Wednesday, October 22, 2008

Hellbound Machinery

Years ago I had a dream wherein I was driving a Volkswagen Bug toward Phoenix. It was night, and I became aware that the VW engine was overheating when I could see its orange glow on the guard rails and signs alongside the highway. For a while the dream revolved around how to shut off this obviously demon-possessed engine - no engine, VW or otherwise, can possibly glow white-hot and still run. And I couldn't shut it off by any conventional means, or even unconventional means (I remember pouring handfuls of pinto beans, of all things, into the tops of the carburetors).

But it didn't matter because right around then, Phoenix was nuked by principalities unknown and suddenly the overheating demon-possessed engine paled to nothing compared to the mushroom cloud boiling up over the hills to the south.

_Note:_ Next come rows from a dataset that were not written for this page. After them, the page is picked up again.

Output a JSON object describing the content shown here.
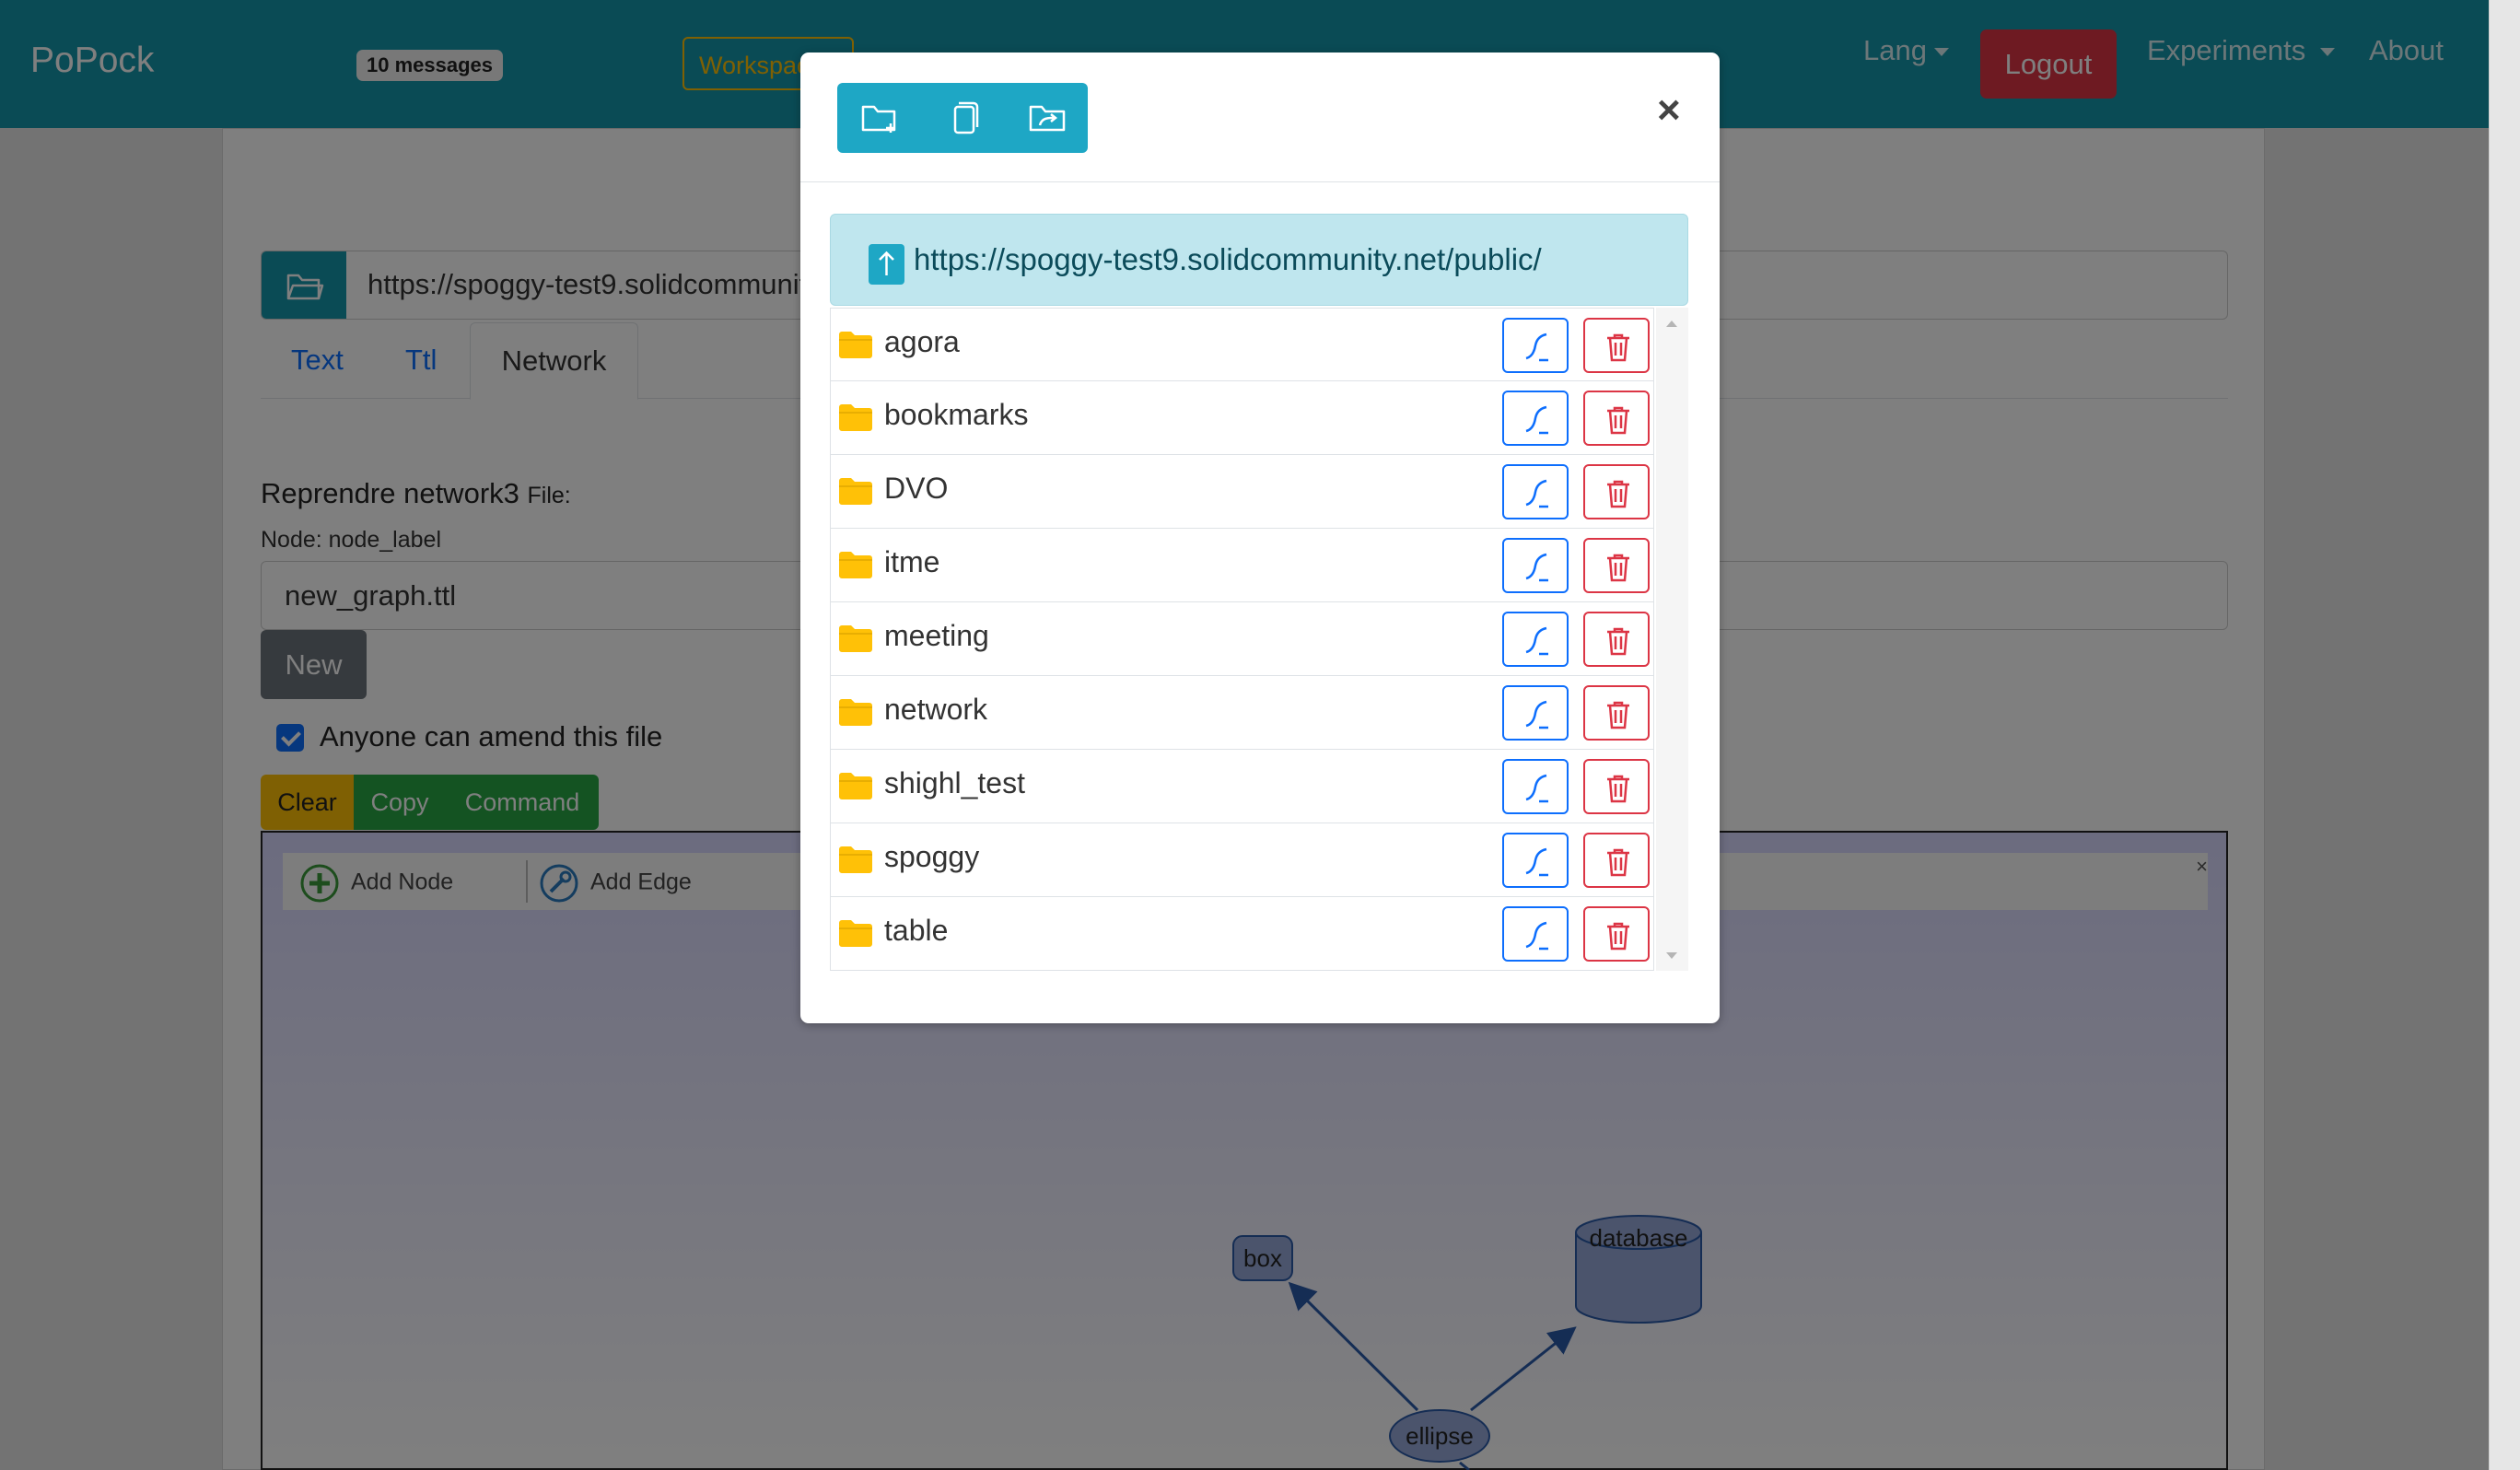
{
  "navbar": {
    "brand": "PoPock",
    "messages_badge": "10 messages",
    "workspace_label": "Workspace",
    "lang_label": "Lang",
    "logout_label": "Logout",
    "experiments_label": "Experiments",
    "about_label": "About"
  },
  "page": {
    "url_value": "https://spoggy-test9.solidcommunity.net/public/",
    "tabs": [
      {
        "label": "Text"
      },
      {
        "label": "Ttl"
      },
      {
        "label": "Network"
      }
    ],
    "title": "Reprendre network3",
    "file_label": "File:",
    "node_label": "Node: node_label",
    "filename_value": "new_graph.ttl",
    "new_button": "New",
    "amend_checkbox_label": "Anyone can amend this file",
    "clear_button": "Clear",
    "copy_button": "Copy",
    "command_button": "Command"
  },
  "network": {
    "add_node_label": "Add Node",
    "add_edge_label": "Add Edge",
    "close_label": "×",
    "nodes": [
      {
        "label": "box",
        "shape": "box"
      },
      {
        "label": "database",
        "shape": "database"
      },
      {
        "label": "ellipse",
        "shape": "ellipse"
      }
    ],
    "node_color": "#97a9d8",
    "edge_color": "#2b5aa8"
  },
  "modal": {
    "close_label": "×",
    "path": "https://spoggy-test9.solidcommunity.net/public/",
    "folders": [
      {
        "name": "agora"
      },
      {
        "name": "bookmarks"
      },
      {
        "name": "DVO"
      },
      {
        "name": "itme"
      },
      {
        "name": "meeting"
      },
      {
        "name": "network"
      },
      {
        "name": "shighl_test"
      },
      {
        "name": "spoggy"
      },
      {
        "name": "table"
      }
    ],
    "toolbar_icons": [
      "folder-plus-icon",
      "copy-icon",
      "folder-move-icon"
    ]
  },
  "colors": {
    "primary": "#1596aa",
    "danger": "#dc3545",
    "warning": "#ffc107",
    "success": "#28a745",
    "link": "#0d6efd"
  }
}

Now, brace yourself for the wrenching segue. I have been, for the last week or so, doing a bit of reading about pre-dreadnought battleships and the wars they were involved in, chiefly the Russo-Japanese War and the Spanish-American War (of You may put the steaks on the fire at any time, Gridley fame). Say, 1890 to roughly 1910, though clunky old pre-dreadnoughts remained in some inventories well into the 1940s.

The more I learn about these ships, the more I am utterly convinced that they were designed in Hell and manufactured in Hell's suburbs. There's the smoke factor, for one thing. They don't just put out a little smoke. They don't puff a bit like the Hogwarts Express. These things puke out thick opaque churning gouts of smoke that boil and churn and seem almost to be alive and malevolent. And that's just to get up to speeds of nine or ten knots! And the innards! What must that be like, four triple-expansion steam engines clattering and thumping away, tierods flying, connecting rods whooshing, governors and links and valves clattering, things spinning, steam jetting out of leaks, the whole place half-lost in a fog of steam and smoke and coal dust. And somewhere in that desolation toil men half-broken by toil and half-killed by coal dust inhalation...

I once saw a picture of a Russian pre-dreadnought battleship. It's at sea and it's making headway because it's turned up a bit of a bow wave, but not much of one. And from the funnels pour these hellish plumes of smoke, the kind of smoke that seems to blot out every finer human impulse, including probably the impulse to cook and eat bacon. "Sorry, no bacon for me, I've got pre-dreadnought battleship smoke in my soul and nothing pleases me." Anyway, barely visible in the open bridge ahead of these demonic smokestacks stands a single man in a white uniform, clutching the railing as though in terror of where this Mephistopholean nightmare is taking him. Certainly not to port, unless there are ports on the River Styx.

They're appalling. Maybe the most appalling things I've ever seen.

And somewhere therein, I'm quite sure, a novel resides.